Opinião: Utopia – ou, a Relva é sempre mais verde do outro lado.

Recentemente foi anunciado que o Inimigo Público, segmento de humor e crítica social do jornal Público, poderá vir a ser retirado desse jornal como medida de redução de custos.
Decidimos hoje homenagear a forma de arte que é o humor e a sátira, dando a volta às palavras de Miguel Relvas, uma arte que ele domina bem por si próprio. As citações são retiradas daqui.
Miguel Relvas, o ministro Adjunto e dos Assuntos Parlamentares que nos habituámos a odiar, decidiu hoje olhar para quem mais sofre com a crise no nosso país, proclamando que, ao contrário do que todos pensávamos: «temos consciência dos custos elevados para as famílias e da coragem com que os desempregados estão a suportar estes tempos difíceis».
Relvas apela assim à luta do povo português contra a austeridade e à participação massiva na próxima Greve Geral de dia 14 de Novembro: «Fraquejar agora queria dizer que, na melhor das hipóteses, as instituições internacionais ficariam durante anos em Portugal. No pior cenário, adiávamos a cura da doença que arrastamos há demasiado tempo: a do atraso crónico, da inércia e da pobreza».
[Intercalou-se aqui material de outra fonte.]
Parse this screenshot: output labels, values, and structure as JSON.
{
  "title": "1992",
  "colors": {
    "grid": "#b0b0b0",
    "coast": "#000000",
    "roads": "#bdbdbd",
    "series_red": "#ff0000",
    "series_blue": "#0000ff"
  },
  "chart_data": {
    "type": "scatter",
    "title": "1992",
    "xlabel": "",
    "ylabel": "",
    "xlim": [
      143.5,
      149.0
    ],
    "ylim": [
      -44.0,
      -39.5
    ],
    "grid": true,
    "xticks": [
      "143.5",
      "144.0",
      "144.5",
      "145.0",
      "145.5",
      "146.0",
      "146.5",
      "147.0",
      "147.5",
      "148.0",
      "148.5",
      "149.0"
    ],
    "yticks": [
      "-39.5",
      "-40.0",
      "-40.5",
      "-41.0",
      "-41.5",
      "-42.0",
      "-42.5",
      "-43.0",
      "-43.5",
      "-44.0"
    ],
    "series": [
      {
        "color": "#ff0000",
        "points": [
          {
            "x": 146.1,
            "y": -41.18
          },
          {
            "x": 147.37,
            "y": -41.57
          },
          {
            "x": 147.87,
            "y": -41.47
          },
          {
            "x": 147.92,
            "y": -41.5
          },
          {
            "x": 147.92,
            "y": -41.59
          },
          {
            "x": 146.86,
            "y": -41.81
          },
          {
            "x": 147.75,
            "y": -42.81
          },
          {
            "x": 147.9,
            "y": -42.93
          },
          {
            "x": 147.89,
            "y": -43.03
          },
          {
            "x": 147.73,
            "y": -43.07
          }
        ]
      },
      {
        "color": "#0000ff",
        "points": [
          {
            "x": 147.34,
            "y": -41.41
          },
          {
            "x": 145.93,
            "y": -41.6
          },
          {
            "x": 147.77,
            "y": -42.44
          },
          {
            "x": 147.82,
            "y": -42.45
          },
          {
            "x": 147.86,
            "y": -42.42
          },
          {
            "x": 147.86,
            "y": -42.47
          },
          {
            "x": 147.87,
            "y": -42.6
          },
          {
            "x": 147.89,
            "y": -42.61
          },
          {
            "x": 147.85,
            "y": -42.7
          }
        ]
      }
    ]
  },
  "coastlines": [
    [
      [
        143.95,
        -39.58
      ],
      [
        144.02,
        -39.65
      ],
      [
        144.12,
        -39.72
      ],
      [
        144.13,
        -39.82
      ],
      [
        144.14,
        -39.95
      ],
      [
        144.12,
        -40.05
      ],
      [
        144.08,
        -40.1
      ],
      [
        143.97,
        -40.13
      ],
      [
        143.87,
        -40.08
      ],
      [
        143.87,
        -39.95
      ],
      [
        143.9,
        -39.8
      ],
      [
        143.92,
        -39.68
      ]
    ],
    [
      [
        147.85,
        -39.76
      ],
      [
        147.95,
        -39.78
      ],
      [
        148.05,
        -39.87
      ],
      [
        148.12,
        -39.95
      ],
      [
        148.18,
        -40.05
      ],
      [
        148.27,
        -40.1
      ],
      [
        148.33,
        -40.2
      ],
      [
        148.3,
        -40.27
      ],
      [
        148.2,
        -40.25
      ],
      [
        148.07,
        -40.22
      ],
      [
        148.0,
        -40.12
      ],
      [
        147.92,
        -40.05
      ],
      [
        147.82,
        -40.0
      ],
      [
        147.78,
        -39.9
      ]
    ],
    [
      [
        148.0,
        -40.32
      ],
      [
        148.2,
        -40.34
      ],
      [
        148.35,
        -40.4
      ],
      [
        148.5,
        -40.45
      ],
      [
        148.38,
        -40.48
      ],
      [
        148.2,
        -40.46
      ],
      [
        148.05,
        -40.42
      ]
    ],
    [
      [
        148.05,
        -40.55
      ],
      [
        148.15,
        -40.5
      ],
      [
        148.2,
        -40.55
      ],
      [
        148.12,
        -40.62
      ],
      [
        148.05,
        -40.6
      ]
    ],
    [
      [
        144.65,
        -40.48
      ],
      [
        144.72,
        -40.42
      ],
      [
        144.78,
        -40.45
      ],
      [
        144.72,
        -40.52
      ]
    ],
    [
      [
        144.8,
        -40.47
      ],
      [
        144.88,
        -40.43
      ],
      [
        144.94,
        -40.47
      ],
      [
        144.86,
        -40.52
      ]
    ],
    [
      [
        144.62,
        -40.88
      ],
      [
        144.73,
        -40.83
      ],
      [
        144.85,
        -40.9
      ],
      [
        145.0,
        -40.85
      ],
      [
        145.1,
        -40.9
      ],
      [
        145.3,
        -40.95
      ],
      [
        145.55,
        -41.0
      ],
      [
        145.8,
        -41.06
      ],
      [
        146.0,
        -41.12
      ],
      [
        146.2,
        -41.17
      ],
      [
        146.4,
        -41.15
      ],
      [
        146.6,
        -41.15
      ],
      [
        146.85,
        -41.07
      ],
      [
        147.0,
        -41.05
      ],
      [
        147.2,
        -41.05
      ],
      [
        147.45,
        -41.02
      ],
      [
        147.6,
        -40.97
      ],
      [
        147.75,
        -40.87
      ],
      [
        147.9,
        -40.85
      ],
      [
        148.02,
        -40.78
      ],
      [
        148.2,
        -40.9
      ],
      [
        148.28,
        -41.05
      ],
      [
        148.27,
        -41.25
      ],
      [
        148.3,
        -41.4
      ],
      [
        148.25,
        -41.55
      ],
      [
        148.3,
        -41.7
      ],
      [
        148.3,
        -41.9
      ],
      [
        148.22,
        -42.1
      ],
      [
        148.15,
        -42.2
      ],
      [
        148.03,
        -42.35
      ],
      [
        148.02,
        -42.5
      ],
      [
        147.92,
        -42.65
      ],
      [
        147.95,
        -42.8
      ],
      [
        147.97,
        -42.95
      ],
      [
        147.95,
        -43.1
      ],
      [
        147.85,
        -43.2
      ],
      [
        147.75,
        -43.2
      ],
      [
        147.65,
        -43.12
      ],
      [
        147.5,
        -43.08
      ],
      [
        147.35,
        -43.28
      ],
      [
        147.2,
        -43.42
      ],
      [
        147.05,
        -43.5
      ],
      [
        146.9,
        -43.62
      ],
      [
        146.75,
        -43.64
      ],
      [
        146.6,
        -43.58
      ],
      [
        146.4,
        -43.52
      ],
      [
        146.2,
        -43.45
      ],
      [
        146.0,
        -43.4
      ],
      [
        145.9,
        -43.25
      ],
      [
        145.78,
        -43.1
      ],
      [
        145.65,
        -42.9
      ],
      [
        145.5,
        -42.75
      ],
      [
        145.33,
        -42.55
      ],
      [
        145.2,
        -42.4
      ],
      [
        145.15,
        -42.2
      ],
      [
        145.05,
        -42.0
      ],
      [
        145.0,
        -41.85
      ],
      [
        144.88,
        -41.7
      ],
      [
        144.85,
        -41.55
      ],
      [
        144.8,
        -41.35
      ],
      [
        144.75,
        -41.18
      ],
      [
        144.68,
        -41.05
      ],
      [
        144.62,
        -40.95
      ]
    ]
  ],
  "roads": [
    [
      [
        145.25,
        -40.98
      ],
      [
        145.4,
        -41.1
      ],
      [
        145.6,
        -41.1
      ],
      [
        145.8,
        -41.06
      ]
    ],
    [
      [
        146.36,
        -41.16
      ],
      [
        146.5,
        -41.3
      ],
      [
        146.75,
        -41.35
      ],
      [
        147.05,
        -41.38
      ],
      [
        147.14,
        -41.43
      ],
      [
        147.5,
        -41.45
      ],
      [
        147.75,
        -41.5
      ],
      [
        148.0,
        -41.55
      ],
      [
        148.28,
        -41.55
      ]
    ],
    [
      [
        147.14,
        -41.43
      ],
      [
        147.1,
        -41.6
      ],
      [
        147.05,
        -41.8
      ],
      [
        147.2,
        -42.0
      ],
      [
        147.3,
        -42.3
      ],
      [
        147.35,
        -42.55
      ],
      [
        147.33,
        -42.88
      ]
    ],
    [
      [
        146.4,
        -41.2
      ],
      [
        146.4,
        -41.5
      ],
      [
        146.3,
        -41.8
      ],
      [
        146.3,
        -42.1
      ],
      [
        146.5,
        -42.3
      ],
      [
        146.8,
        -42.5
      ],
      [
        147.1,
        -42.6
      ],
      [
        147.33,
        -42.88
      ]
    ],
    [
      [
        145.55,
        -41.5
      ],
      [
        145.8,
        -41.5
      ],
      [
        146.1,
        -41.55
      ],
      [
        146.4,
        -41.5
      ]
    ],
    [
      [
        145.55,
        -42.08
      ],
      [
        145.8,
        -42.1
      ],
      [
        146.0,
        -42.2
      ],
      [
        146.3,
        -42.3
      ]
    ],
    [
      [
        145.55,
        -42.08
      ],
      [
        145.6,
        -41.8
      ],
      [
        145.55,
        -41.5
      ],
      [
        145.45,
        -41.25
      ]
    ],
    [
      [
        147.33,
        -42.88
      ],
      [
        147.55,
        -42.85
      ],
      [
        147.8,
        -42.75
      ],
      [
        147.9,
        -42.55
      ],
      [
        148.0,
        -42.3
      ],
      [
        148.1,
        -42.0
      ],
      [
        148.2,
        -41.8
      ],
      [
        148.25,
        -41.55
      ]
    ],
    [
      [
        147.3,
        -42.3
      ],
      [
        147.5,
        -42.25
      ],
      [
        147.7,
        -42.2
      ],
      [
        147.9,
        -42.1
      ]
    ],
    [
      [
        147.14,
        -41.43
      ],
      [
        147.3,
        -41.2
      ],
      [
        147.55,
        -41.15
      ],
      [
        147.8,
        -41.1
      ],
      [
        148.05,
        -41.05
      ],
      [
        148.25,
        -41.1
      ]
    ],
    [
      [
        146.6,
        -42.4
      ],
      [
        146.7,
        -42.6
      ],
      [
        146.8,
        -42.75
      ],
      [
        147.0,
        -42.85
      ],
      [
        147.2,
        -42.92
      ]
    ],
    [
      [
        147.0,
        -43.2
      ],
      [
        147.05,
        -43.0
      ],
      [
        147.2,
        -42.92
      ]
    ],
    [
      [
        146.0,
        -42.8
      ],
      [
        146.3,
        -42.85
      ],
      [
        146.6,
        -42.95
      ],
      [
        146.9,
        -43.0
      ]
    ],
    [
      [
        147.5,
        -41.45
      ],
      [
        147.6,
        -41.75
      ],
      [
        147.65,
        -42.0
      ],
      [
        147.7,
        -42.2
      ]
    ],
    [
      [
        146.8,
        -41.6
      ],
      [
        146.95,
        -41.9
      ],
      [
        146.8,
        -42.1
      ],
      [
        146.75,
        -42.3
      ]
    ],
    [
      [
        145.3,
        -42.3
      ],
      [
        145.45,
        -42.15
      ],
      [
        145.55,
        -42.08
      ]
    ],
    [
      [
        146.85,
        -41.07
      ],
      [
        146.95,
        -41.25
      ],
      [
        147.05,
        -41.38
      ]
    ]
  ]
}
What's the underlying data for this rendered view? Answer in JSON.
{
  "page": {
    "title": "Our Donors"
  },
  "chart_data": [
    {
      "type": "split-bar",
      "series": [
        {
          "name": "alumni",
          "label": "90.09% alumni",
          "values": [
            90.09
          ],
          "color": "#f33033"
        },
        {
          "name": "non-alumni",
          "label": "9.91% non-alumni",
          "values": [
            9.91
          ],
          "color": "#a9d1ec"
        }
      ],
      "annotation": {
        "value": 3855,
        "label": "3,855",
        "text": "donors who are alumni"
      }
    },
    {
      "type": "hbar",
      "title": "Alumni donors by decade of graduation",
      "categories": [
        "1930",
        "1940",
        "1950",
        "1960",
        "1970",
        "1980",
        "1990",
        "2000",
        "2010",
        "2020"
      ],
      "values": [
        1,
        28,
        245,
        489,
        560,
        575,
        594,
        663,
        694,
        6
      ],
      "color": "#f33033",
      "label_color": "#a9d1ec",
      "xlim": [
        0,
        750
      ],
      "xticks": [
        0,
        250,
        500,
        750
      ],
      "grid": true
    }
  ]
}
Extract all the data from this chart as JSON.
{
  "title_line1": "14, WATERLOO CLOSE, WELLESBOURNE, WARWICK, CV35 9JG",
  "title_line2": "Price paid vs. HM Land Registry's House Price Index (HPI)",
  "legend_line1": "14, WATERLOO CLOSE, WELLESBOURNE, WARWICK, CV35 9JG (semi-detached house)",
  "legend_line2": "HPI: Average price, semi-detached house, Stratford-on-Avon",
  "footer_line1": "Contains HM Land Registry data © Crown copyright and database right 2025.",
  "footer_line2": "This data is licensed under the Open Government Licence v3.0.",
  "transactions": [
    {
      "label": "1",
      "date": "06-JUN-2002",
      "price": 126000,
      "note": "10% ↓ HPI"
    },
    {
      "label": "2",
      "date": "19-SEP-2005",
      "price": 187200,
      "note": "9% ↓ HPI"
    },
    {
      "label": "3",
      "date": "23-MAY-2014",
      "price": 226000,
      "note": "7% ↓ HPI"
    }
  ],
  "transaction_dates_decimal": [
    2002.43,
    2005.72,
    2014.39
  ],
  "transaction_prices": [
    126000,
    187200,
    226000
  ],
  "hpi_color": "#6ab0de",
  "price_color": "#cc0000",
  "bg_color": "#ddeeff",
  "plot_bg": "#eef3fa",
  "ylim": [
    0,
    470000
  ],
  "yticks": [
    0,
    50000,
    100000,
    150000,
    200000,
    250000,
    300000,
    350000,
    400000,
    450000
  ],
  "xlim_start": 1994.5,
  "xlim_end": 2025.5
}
Isto porque ainda «faltam 20 meses para acabar o programa de ajustamento» que nos foi imposto por um governo de gestão. «Portugal precisa de terminar a tarefa que iniciou», diz o ministro, nas manifestações que têm vindo a acontecer por todo o país neste último ano, acrescentamos nós. Não podemos baixar os braços agora pois este Orçamento não Passará (manifestação no dia 31 de Outubro) e a Greve Geral parará o país. «No final, teremos recuperado a nossa soberania financeira, teremos um Estado eficiente, teremos um país mais forte e uma sociedade mais saudável», garante-nos o próprio Miguel Relvas.
Assiste-se a uma «crescente crispação em Portugal», mas disso dependerá «a sobrevivência do Estado social». «Portugal nunca desiste facilmente», acrescenta Relvas, e apelando à «esperança e coragem» e à «ambição reformista» o nosso ministro mais querido pede-nos a todos para não desistirmos e para perseverarmos na nossa luta contra a fome, a miséria, o desemprego, a precariedade e tantos outros flagelos criados ao abrigo de uma dívida e de uma crise que não foi criada por nós, e cujos verdadeiros contornos e culpados continuam por definir e julgar.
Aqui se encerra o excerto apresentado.